C’est la question de la maltraitance et institutionnelle et personnelle qui est peu voire pas abordée concrètement. De plus, et c’est aussi souvent écarté des discours, la mort est présente, tout le temps. Les résidents disent qu’ils ne sont plus « chez eux », et qu’ils savent pourquoi ils sont là, « pour attendre la mort ».
Pouvoir se dire fragile, pouvoir exposer ses failles demande une sécurité intérieure et une richesse de l’équipe en terme de soutien que beaucoup n’ont pas encore expérimentés.
Analyse des Pratiques et prévention en EHPAD
S’il y a un point sur lequel fonder une proposition d’analyse de pratique c’est sur celui de la prévention primaire. Comment réellement prendre en compte la santé mentale ? non comme une obligation à supporter, non comme une vitrine, non comme une « pommade » de qualité de vie au travail. Le but en est le bien-être au travail des salariés, tous confondus, en s’appuyant sur le collectif.
- Si une personne ne veut pas prendre ses médicaments, comment aider l’équipe à accepter avant de contrer ?
- Si un résident veut s’en aller, comment l’accompagner sur le chemin de son désir tout en sachant qu’il dormira encore sur la structure ce soir ?
- Si un résident parle de mort, ou de sexualité, quelle écoute ? Quels possibles ?
C’est la seule manière de prévenir la maltraitance incidente et sur les corps contraints des agents et sur les corps des résidents et la santé mentale de tous.

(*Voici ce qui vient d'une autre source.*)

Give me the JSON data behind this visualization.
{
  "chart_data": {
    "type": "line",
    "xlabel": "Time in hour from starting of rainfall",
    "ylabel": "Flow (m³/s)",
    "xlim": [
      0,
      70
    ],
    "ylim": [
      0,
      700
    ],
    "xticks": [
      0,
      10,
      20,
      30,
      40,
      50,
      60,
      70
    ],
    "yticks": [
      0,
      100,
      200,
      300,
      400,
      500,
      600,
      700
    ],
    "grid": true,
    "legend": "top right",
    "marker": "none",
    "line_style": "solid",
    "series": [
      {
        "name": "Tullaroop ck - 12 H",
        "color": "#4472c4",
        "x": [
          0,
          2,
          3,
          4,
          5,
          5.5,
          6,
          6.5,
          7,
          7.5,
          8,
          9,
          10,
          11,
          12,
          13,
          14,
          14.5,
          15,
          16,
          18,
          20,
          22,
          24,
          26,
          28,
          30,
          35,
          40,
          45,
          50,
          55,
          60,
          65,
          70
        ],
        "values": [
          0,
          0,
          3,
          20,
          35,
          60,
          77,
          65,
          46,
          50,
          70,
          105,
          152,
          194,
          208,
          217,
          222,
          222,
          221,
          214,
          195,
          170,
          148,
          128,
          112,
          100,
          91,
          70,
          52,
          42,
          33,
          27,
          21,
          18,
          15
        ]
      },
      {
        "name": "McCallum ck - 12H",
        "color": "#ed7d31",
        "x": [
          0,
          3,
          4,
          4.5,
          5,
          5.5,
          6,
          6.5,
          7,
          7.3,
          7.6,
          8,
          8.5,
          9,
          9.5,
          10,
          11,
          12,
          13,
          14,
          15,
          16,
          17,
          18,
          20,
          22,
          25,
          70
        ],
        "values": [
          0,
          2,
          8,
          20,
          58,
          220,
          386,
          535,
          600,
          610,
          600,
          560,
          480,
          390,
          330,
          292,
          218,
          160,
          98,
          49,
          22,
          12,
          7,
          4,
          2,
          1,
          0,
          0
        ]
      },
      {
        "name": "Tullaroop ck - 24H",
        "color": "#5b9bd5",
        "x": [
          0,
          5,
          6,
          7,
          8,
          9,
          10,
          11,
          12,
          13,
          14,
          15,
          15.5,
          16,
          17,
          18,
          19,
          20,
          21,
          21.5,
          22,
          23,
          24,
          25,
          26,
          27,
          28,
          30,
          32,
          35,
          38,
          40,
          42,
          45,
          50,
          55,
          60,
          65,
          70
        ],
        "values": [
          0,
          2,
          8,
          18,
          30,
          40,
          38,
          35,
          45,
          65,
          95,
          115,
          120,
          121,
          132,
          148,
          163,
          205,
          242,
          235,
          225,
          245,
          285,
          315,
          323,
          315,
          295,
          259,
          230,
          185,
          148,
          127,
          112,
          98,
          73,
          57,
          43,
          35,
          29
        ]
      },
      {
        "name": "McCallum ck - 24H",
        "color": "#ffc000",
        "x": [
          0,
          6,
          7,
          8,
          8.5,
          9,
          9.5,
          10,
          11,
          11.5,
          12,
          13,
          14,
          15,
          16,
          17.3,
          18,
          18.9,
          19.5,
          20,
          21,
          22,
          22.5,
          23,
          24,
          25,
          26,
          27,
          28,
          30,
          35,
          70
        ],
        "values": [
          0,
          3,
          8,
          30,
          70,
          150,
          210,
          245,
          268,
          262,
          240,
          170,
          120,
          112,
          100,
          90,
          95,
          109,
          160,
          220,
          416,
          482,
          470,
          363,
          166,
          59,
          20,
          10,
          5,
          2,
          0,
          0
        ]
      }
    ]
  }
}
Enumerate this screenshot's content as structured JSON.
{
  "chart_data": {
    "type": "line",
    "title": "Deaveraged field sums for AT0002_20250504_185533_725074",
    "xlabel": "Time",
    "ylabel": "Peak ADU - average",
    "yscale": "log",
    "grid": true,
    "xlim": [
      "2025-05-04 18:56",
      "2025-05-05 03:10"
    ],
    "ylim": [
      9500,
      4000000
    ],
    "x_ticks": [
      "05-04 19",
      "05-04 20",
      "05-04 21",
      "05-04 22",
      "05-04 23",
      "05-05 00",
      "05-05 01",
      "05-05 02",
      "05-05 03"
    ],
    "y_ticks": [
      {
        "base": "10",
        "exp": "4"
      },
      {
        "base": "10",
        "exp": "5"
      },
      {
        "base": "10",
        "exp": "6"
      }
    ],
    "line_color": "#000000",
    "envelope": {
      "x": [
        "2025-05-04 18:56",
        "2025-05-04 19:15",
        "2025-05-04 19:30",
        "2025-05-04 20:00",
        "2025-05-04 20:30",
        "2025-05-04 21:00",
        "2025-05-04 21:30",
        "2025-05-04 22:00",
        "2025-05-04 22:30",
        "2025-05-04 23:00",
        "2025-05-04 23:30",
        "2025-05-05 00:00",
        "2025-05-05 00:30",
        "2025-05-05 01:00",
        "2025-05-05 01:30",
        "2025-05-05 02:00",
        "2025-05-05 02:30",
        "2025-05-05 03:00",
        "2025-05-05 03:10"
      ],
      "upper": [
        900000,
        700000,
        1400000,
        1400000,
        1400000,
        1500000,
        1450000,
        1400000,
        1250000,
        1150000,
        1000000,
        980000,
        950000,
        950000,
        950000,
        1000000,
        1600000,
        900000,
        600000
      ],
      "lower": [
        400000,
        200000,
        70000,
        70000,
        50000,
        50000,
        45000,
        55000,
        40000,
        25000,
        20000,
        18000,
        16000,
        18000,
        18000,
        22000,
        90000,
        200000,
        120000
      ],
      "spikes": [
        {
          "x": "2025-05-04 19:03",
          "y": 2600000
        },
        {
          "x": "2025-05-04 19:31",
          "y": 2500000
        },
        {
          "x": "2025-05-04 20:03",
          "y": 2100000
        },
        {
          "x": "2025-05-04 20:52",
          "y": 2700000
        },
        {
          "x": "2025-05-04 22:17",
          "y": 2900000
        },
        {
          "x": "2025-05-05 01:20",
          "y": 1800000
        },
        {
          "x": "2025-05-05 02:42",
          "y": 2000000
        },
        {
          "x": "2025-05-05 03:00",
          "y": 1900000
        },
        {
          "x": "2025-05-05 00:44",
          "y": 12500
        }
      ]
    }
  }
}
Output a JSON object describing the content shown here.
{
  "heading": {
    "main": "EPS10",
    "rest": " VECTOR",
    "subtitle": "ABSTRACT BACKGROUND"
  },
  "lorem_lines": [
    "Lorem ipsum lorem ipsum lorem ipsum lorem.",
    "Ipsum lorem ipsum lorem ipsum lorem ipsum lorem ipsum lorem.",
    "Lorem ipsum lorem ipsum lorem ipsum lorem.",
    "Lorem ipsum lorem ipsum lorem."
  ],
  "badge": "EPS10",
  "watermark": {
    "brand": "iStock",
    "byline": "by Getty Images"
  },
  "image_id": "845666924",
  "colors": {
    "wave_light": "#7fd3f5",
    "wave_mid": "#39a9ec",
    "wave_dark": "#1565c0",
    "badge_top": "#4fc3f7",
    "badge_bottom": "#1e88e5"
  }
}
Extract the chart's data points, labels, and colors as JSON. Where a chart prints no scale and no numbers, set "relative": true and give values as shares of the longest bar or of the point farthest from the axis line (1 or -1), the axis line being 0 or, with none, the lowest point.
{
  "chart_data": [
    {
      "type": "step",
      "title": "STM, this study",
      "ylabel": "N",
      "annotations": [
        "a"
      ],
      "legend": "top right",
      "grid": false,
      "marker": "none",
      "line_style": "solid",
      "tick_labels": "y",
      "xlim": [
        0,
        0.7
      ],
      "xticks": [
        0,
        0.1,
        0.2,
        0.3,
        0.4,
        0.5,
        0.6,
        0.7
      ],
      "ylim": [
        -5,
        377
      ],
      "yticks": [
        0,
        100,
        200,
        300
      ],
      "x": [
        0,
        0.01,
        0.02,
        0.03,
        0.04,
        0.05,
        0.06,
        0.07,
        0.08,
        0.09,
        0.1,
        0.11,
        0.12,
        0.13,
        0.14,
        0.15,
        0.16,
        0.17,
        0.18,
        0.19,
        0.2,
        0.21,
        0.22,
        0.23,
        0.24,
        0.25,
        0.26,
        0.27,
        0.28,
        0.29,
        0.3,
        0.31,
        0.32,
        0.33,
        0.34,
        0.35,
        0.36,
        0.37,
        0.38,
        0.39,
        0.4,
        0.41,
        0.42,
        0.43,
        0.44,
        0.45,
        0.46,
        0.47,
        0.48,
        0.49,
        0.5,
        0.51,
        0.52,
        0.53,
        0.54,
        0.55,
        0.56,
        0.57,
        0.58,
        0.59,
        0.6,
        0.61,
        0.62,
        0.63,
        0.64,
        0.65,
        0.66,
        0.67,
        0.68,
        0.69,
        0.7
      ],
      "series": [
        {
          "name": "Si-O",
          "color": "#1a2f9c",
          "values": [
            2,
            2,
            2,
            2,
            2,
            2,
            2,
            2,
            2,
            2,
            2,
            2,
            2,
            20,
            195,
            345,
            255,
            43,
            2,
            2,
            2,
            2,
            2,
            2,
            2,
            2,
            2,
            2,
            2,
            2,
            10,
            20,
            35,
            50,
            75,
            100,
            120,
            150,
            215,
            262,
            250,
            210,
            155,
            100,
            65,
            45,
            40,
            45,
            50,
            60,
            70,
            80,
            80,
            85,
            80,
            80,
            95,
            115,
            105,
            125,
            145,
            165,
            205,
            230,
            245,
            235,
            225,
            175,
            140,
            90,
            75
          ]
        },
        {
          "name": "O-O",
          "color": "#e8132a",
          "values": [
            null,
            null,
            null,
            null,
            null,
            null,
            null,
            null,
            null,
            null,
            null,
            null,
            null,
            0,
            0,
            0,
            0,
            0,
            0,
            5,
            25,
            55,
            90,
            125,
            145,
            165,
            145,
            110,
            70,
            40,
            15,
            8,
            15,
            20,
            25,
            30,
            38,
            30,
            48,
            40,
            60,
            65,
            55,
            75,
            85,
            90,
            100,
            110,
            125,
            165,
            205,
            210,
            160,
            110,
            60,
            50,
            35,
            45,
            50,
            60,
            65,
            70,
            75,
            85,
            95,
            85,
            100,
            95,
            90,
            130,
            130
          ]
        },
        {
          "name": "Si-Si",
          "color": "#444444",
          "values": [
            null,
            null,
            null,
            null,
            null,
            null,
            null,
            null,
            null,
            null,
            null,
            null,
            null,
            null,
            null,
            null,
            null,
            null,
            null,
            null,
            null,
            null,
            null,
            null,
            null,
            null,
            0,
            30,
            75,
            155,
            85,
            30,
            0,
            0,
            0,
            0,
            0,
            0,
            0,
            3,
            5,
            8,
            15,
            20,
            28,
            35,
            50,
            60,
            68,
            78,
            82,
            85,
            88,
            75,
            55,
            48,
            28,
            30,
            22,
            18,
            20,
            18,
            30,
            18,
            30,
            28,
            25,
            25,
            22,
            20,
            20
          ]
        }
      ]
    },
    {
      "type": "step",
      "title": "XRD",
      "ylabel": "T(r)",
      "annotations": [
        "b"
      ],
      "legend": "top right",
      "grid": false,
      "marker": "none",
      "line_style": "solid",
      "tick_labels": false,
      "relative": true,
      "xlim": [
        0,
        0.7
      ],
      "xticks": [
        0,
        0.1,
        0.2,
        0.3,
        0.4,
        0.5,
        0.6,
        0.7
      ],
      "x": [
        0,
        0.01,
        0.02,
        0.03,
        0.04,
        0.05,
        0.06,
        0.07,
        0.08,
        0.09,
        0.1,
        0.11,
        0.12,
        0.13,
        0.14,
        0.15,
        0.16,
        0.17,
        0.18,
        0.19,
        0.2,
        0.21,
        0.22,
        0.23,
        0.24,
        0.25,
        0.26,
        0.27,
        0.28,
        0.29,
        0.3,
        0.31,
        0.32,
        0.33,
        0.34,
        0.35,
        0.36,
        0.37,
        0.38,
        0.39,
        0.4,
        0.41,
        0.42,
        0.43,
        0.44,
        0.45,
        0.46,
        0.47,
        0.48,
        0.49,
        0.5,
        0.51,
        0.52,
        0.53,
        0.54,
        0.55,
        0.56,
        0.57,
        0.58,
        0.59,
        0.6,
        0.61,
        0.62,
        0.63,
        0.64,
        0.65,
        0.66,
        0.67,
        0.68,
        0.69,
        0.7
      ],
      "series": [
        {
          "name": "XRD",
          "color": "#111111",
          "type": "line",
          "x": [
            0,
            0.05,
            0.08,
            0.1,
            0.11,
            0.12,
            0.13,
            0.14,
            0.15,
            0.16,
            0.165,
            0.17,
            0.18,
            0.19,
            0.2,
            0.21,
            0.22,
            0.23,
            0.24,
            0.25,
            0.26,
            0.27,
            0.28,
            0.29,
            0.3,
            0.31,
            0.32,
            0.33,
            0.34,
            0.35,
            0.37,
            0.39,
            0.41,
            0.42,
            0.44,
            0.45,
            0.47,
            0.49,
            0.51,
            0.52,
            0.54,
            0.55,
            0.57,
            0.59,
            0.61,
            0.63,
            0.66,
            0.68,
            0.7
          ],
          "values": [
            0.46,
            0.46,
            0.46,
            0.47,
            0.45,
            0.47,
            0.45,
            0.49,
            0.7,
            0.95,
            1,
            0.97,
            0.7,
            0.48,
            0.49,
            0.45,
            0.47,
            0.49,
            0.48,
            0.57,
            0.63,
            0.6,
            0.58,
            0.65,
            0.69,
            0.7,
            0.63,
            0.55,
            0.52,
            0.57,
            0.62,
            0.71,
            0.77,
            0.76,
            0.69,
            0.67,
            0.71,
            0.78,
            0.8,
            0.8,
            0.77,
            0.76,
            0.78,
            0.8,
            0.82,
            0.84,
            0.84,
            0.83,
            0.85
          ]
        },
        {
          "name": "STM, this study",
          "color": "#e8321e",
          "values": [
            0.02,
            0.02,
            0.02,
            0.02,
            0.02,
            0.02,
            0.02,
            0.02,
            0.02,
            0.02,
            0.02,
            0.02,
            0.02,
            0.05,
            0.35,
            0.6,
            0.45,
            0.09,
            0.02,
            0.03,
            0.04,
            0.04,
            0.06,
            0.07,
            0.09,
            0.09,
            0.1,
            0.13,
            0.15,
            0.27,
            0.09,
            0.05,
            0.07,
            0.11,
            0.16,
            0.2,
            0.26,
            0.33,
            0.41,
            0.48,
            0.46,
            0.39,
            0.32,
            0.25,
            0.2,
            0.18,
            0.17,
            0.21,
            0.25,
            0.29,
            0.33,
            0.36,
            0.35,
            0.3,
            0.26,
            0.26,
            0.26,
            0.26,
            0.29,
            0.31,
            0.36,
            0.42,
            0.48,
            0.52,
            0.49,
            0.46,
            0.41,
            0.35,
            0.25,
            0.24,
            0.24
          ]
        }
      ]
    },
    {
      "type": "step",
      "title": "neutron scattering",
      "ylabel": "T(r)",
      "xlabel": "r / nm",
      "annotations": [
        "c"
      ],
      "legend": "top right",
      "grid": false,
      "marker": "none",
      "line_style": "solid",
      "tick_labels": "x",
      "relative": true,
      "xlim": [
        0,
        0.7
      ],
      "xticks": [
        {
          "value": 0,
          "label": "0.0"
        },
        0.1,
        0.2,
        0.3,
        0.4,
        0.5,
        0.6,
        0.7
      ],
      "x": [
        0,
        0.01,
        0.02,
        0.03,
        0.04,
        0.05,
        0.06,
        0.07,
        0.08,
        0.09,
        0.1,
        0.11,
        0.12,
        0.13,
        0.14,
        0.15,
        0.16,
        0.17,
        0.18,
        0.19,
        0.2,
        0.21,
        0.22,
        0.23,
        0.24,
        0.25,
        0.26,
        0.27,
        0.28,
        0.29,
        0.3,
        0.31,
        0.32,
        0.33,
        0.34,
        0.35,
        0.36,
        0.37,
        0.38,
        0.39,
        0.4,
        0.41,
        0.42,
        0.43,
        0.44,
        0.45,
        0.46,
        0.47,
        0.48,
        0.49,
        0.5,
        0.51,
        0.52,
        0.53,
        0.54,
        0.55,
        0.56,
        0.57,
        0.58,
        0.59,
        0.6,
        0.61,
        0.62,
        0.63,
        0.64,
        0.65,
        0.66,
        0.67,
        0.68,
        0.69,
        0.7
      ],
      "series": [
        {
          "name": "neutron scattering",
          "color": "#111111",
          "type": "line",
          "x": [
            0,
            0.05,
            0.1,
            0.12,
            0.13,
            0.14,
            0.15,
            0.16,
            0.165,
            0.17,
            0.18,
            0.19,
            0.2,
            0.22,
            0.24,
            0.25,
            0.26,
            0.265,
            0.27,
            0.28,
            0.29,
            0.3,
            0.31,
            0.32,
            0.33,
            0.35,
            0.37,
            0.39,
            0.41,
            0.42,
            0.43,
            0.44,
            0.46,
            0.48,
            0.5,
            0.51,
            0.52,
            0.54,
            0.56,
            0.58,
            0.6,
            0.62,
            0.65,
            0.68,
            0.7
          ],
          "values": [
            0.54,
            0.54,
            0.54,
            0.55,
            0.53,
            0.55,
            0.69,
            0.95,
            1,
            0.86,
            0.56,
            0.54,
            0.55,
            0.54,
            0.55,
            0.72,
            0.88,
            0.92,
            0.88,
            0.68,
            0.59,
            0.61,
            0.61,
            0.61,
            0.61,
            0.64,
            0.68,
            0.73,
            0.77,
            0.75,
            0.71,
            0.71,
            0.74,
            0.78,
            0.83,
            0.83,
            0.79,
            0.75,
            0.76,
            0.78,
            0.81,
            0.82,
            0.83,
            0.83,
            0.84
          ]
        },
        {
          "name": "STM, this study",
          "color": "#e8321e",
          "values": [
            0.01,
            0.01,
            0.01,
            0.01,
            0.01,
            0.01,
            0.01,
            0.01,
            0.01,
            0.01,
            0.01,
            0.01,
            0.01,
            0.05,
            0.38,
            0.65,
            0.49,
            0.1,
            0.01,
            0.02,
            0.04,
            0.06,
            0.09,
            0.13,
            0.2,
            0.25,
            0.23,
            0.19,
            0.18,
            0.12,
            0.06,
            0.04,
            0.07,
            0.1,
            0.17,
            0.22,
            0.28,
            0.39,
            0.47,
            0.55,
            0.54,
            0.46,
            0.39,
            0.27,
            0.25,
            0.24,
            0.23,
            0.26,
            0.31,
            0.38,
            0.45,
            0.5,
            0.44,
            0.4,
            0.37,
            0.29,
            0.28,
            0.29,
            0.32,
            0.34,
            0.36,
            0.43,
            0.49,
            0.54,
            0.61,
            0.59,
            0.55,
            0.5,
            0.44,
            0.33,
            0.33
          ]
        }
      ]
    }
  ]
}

Dans un travail de relation à l’autre comme en EHPAD, chacun est impliqué personnellement. Y voir clair sur des situations de travail, grâce et au sein d’un groupe a pour objectif de se prendre en compte et d’être pris en compte, de prendre de la distance et ainsi d’alléger le travail au quotidien.
L’analyse de pratique met en lumière les représentations et la réalité de chacun. Le fait d’entendre les autres résonne aussi pour chacun et permet aussi de prendre conscience de ses représentations. Il se passe ainsi des choses pour tous.
Pour le groupe, l’équipe en tant que telle, il y a aussi des représentations qui sont à l’œuvre, des significations d’équipe, une histoire commune, ce qui est fait en commun.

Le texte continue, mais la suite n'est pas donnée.